| 要旨トップ | 目次 | 日本生態学会第56回全国大会 (2009年3月,盛岡) 講演要旨


一般講演(口頭発表) G1-03

炭素・窒素安定同位体比を用いた浅い富栄養湖伊豆沼の底生動物の餌資源解析

安野翔(東北大・院・生命),鹿野秀一(東北大・東北アジア研),嶋田哲郎(伊豆沼内沼環境保全財団),進東健太郎(伊豆沼内沼環境保全財団),*菊地永祐(東北大・東北アジア研)

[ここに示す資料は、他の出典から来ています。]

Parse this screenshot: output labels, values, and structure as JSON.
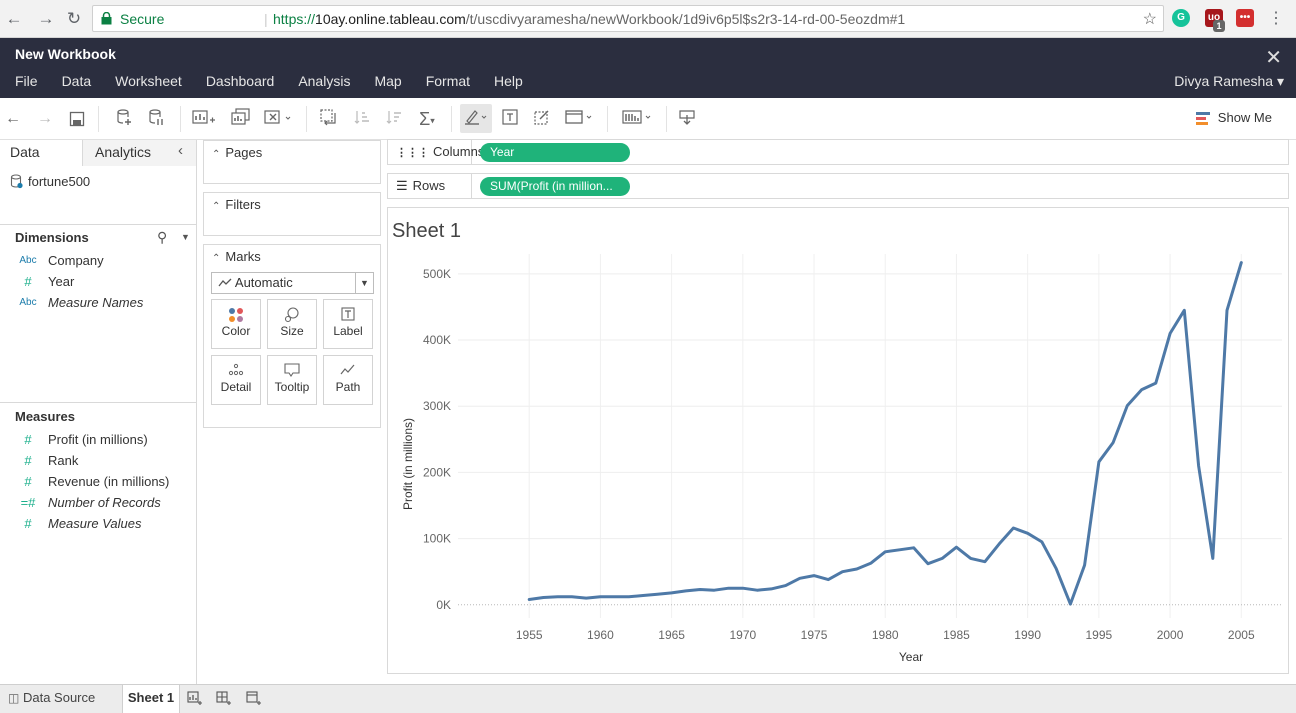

水圏の底生動物の多くは堆積物食者や懸濁物食者で、食物の内容からはデトリタス食となる。デトリタス中には、起源不明の不定形有機物や動・植物の遺体、微生物体も含まれ、消化管内容物をみても、何を同化しているかは分からない。そのため、近年炭素や窒素の安定同位体比を用いた解析がなされてきており、底生動物各種について、その餌資源の個別的なデータは集積してきているが、湖沼の底生動物群集全体を対象とした研究はまだ少ない。本研究においては宮城県北部に位置する伊豆沼を対象地として、底生動物各種の餌資源を炭素・窒素安定同位体比を用いて調べた。その結果、湖心部より採集されたユスリカ類幼虫やイトミミズ類は堆積有機物よりも小さいδ13C(炭素同位体比)値を示し、しかも個体毎の違いが大きかった。その中でイトミミズ類とアカムシユスリカのδ13C値は-34〜-26‰の範囲で個体間の違いが比較的に小さく、水中から沈殿してきたδ13C値の低いPOMを同化することで説明ができる。しかし、オオユスリカとモンユスリカ属の1種はさらに低いδ13C値を示す個体が多く採集された。メタンは、δ13C値が-80〜-60‰と低く、それを炭素源とするメタン酸化細菌をオオユスリカとモンユスリカ属の1種が摂食することで、低い炭素同位体比を示したと考えられる。巣穴を観察したところ、オオユスリカとモンユスリカは内壁に酸化層をもつU字形の巣穴を作るのに対し、アカムシユスリカとイトミミズ類はこのような巣穴を作らなかった。メタン酸化細菌は底泥の酸化・還元界面で増殖するので、巣穴の構造がメタン酸化細菌の同化と関連があることが示唆される。